The main motivation to emit this information only at the runtime of a proc-macro is that it might depend on the input and the environment of the proc macro. The Pre-RFC lists the following example:

This RFC proposes to provide this information by an explicit function call so that a proc-macro could conditionally opt-in to different caching strategies. Consider sqlx query! macro, that can connect to a database to perform checks for your SQL query. There is an alternative mode that only depends on local file information, enabled by the SQLX_OFFLINE environment variable. This macro could register itself as cacheable as long as the variable is set (by calling including SQLX_OFFLINE in the dependent_env_vars list for the Cache variant) and as long as the relevant offline files did not change (by including the relevant directory into the dependent_path list for the Cache variant). If the environment variable is unset the caching preconditions are invalided and the proc-macro is recompiled. It then connects to the database and can mark itself as DoNotCache as it relies on uncheckable extern state in this case.

This use-case wouldn't be possible if you need to declare everything upfront, although I'm not sure how bad that would be. (It might only affect sqlx)

If it makes the implementation much easier I would consider to go with explicitly declaring these information as part of the #[proc_macro_*] attributes. That should allow the compiler to query these information before executing the proc macro, right?

I intended for rerun_if_changed("lib.rs") to mean "rerun if the lib.rs that this proc-macro has been defined in has changed", i.e. the path would be relative to the definition of the proc macro (rerun_if_changed(file!()) is probably more self-describing) - because this mirrors what you do in build.rs with "rerun if the build.rs that this build script is in has changed".

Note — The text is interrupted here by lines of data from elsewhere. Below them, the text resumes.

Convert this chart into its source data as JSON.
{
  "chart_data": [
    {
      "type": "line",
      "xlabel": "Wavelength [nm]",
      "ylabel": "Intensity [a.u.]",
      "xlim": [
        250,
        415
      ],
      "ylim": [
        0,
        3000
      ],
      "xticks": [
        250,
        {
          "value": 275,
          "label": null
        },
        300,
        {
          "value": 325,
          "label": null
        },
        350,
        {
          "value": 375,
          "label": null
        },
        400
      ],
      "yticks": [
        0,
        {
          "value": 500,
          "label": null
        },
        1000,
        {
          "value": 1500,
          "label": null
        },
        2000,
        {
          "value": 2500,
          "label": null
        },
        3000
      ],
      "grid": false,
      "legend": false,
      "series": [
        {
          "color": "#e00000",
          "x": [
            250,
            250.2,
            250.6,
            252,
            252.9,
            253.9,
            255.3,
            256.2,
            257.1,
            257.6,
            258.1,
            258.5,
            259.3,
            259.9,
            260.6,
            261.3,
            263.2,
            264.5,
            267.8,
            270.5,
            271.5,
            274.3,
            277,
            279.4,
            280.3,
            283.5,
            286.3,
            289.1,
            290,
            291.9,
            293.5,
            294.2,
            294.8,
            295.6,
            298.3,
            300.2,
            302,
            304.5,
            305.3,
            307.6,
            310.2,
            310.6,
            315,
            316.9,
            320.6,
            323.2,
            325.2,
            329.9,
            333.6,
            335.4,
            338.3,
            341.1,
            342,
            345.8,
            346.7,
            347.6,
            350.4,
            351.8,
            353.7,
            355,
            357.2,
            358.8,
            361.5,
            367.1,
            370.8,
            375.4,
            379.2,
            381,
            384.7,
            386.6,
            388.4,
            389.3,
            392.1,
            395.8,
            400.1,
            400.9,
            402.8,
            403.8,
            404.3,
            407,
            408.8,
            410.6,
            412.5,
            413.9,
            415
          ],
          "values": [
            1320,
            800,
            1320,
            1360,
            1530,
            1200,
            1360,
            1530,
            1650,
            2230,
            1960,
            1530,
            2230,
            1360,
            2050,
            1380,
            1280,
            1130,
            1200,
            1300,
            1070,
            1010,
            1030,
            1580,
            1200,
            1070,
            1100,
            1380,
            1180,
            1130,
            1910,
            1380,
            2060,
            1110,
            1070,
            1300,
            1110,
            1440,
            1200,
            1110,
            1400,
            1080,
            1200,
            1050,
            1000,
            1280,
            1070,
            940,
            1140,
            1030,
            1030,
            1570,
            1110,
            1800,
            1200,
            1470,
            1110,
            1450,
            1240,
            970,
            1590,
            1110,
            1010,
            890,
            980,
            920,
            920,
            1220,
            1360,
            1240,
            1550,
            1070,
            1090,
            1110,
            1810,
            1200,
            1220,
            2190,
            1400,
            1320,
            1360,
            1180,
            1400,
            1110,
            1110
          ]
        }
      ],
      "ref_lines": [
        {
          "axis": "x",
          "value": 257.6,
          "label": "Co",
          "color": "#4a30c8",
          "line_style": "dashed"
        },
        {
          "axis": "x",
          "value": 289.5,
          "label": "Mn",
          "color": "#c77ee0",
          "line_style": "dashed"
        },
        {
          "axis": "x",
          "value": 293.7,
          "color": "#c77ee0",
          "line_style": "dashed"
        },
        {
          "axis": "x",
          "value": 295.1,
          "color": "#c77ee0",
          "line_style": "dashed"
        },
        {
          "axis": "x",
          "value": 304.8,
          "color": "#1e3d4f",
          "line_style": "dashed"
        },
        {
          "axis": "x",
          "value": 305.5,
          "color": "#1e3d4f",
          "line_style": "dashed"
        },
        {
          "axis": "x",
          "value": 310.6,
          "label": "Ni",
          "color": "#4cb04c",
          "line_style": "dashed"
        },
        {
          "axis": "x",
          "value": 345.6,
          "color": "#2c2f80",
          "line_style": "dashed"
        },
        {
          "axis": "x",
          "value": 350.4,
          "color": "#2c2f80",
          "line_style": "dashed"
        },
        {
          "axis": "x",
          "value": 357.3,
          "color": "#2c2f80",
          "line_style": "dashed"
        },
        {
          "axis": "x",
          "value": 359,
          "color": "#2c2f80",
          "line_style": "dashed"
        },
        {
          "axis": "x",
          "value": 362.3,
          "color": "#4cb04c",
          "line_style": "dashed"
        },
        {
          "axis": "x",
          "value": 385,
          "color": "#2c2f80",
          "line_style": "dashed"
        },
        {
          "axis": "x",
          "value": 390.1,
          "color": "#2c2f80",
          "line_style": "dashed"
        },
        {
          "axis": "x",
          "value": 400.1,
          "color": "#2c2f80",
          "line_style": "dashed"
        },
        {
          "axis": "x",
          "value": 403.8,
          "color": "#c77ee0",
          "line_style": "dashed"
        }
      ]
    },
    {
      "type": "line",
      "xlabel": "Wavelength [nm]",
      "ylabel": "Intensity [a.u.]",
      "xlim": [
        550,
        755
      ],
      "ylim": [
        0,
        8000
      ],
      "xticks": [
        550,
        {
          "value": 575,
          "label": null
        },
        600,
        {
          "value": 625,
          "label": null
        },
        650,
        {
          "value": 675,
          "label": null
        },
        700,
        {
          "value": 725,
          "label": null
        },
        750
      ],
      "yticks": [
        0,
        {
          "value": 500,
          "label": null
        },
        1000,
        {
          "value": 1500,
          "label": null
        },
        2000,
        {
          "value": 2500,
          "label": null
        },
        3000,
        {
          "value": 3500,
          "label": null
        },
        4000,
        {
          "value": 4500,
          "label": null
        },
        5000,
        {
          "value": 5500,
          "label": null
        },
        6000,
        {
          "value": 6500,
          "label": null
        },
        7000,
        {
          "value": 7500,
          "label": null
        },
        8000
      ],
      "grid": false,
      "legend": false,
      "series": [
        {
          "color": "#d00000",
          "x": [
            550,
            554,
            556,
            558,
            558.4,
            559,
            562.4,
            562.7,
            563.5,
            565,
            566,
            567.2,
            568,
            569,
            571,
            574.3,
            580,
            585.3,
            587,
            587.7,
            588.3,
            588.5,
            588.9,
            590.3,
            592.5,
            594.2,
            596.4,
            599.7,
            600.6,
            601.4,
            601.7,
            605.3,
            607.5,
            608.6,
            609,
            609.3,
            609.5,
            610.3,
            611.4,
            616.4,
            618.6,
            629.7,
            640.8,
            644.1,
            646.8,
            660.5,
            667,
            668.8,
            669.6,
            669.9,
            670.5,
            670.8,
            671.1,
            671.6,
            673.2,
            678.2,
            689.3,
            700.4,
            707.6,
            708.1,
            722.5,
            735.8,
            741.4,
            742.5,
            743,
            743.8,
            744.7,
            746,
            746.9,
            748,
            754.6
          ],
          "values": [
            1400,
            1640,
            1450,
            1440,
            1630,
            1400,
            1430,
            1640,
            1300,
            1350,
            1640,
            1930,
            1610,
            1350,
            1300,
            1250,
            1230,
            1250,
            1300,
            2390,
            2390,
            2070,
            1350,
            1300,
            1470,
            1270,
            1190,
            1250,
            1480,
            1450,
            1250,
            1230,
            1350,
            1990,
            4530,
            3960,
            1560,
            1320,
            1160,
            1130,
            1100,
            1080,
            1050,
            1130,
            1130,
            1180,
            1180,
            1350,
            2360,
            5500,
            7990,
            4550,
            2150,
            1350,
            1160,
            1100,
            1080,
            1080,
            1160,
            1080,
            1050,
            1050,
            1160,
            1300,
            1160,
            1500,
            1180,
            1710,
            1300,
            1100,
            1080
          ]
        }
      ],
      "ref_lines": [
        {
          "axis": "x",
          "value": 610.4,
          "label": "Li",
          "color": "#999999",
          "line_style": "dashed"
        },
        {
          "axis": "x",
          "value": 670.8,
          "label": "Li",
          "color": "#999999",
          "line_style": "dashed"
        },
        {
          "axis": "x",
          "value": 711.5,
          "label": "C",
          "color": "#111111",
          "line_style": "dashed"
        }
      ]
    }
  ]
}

Admittedly, this is non-sensical, of course we need to rerun if the definition of the proc-macro/build script changed! But again, we do this to tell the compiler to activate its change tracking, which it otherwise can't, because of backwards compatibility, and because you don't want that in certain cases like sqlx::query!.

Note that I agree that this is subtle, and I'm not against a better design here; I just argue that whatever we do end up with, it has to be the same for proc macros and build scripts.